Sabía que en aquel barco había al menos un restaurante, y por lo tanto, en alguna parte debía haber una despensa con alimentos no perecederos. Hacía veinticuatro horas que no probaba bocado y vaya si habría podido servirse de alguna de las cosas que podían encontrarse con facilidad: latas de fruta en almíbar, jamón cocido, o incluso una de esas bolsas de patatas cuya fecha de caducidad parecía diseñada para superar a la de la humanidad. Sin embargo, tampoco ahora iba a aventurarse por sus bodegas interiores. No solo, y no desarmado.

Descendió del barco sirviéndose del mismo mástil caído. La superficie del muelle seguía despejada, y la entrada del puerto, si bien todavía abarrotada de espectros, no estaba ya tan masificada. Típico, pensó Dozer. Solían moverse en oleadas, atendiendo quién sabe qué suerte de instinto gregario. Por la mañana podían estar dando golpes contra la puerta de un comercio y por la noche dos calles más abajo, más interesados en una pared lisa, como recién encalada.

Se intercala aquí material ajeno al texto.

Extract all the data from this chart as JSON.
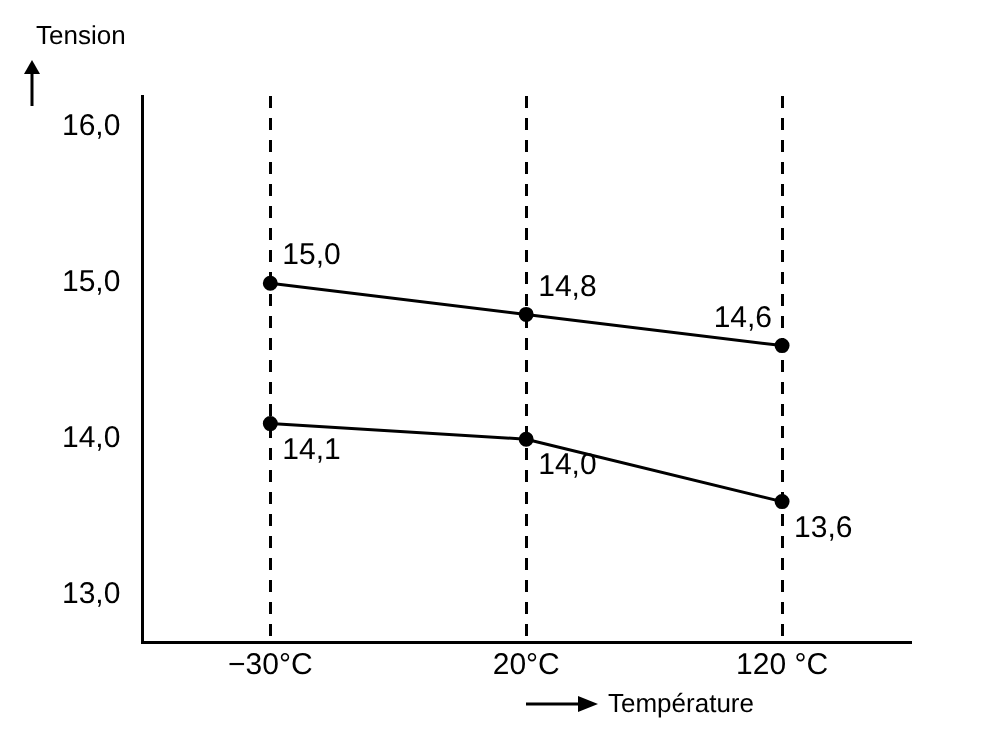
{
  "chart_data": {
    "type": "line",
    "ylabel": "Tension",
    "xlabel": "Température",
    "categories": [
      "−30°C",
      "20°C",
      "120 °C"
    ],
    "series": [
      {
        "color": "#000000",
        "values": [
          15.0,
          14.8,
          14.6
        ],
        "value_labels": [
          "15,0",
          "14,8",
          "14,6"
        ]
      },
      {
        "color": "#000000",
        "values": [
          14.1,
          14.0,
          13.6
        ],
        "value_labels": [
          "14,1",
          "14,0",
          "13,6"
        ]
      }
    ],
    "ylim": [
      12.7,
      16.2
    ],
    "yticks": [
      {
        "value": 13,
        "label": "13,0"
      },
      {
        "value": 14,
        "label": "14,0"
      },
      {
        "value": 15,
        "label": "15,0"
      },
      {
        "value": 16,
        "label": "16,0"
      }
    ],
    "grid": "x",
    "line_style": "solid",
    "marker": "circle",
    "legend": false
  }
}
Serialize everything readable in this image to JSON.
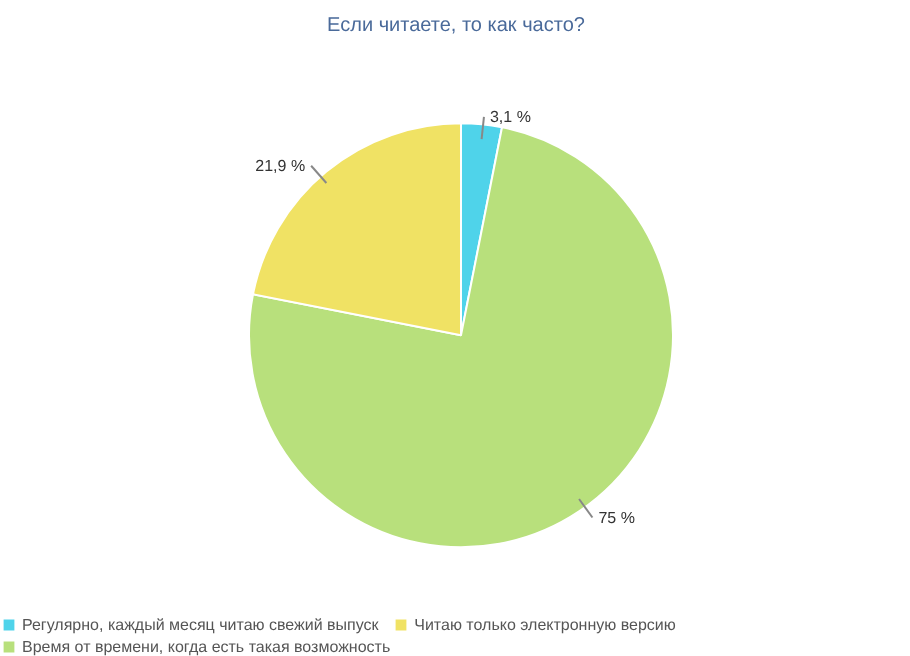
{
  "chart_data": {
    "type": "pie",
    "title": "Если читаете, то как часто?",
    "categories": [
      "Регулярно, каждый месяц читаю свежий выпуск",
      "Время от времени, когда есть такая возможность",
      "Читаю только электронную версию"
    ],
    "values": [
      3.1,
      75,
      21.9
    ],
    "colors": [
      "#4fd3ea",
      "#b8e07c",
      "#f0e264"
    ],
    "value_labels": [
      "3,1 %",
      "75 %",
      "21,9 %"
    ],
    "legend": "bottom"
  }
}
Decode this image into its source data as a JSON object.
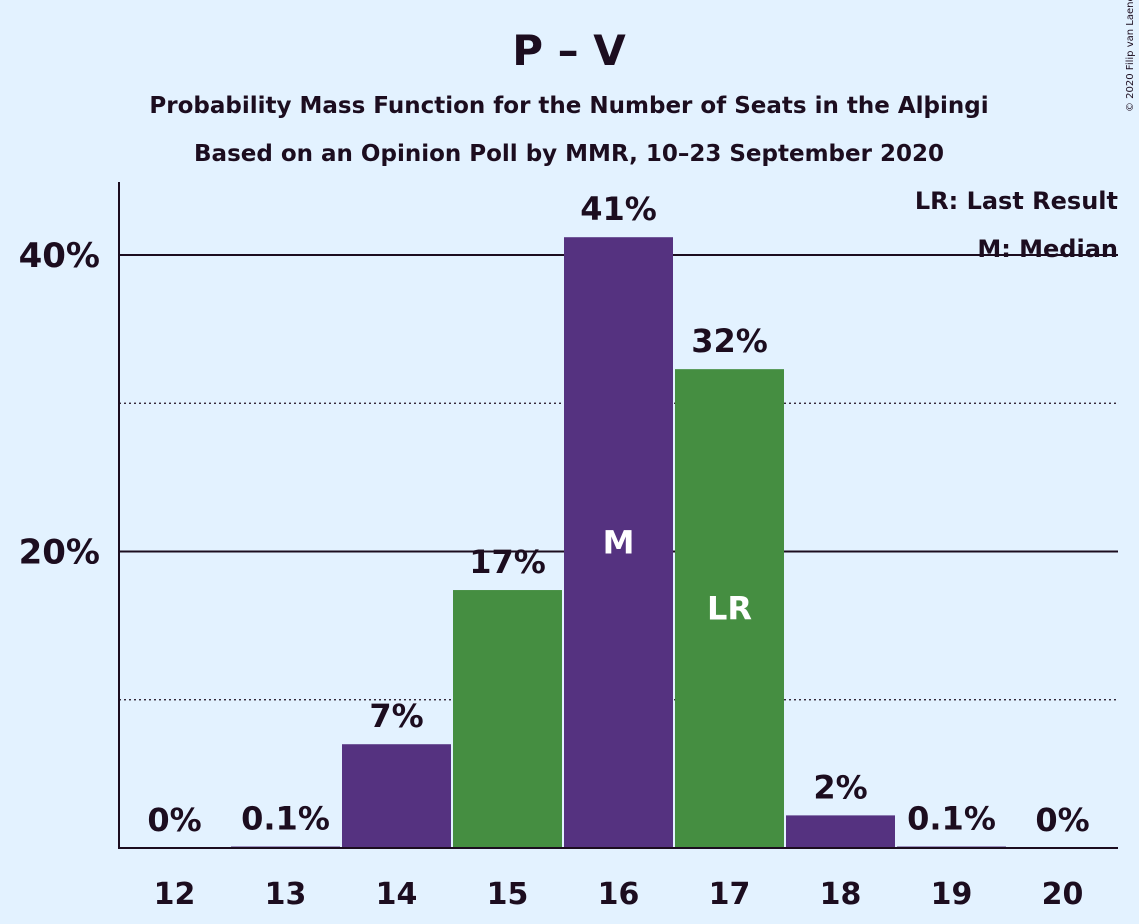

El agua todavía era un espectáculo pavoroso. Dozer se llevó la mano al rostro para poder ver mejor en la distancia, y su cara se contrajo en una mueca de horror. Allí continuaban agitándose todos los caminantes que habían caído al mar, chapoteando absurdamente con furiosa determinación. Casi podía oír sus gritos desde allí. ¿Cuánto tiempo continuarían intentando no hundirse? Lo que quiera que fuese que los mantuviera en movimiento, ¿sería capaz de darles cuerda como para seguir luchando por toda la eternidad?, ¿perderían el estímulo y se irían lentamente a pique? Se estremeció, sacudido por un escalofrío, al imaginar el fondo marino lleno de aquellas cosas, meciéndose suavemente al son de las corrientes, con los ojos blancos vueltos hacia la luz que se filtraba desde la superficie.

Después de un rato, se decidió a acercarse al muro que separaba el puerto de una avenida arbolada. Al otro lado de aquella carretera se encontraba el Parque de Málaga, una confusa maraña de senderos y pequeñas parcelas llenas de bulliciosa vegetación. Lo que en otro tiempo resultaba una visión pacífica y agradable, era ahora una promesa de muerte: sus mil rincones sumidos en penumbra podían ser el cubil perfecto de atroces emboscadas. En silencio, agradeció que su plan para volver a casa no pasase por allí. No atravesaría la ciudad, algo de todas formas completamente imposible, pues sus calles eran un hervidero de zombis y vehículos abandonados atascando las calles. Eso provocaba que cualquier desplazamiento resultase una epopeya de proporciones bíblicas, un viaje a través del infierno que sólo podía acabar en tragedia.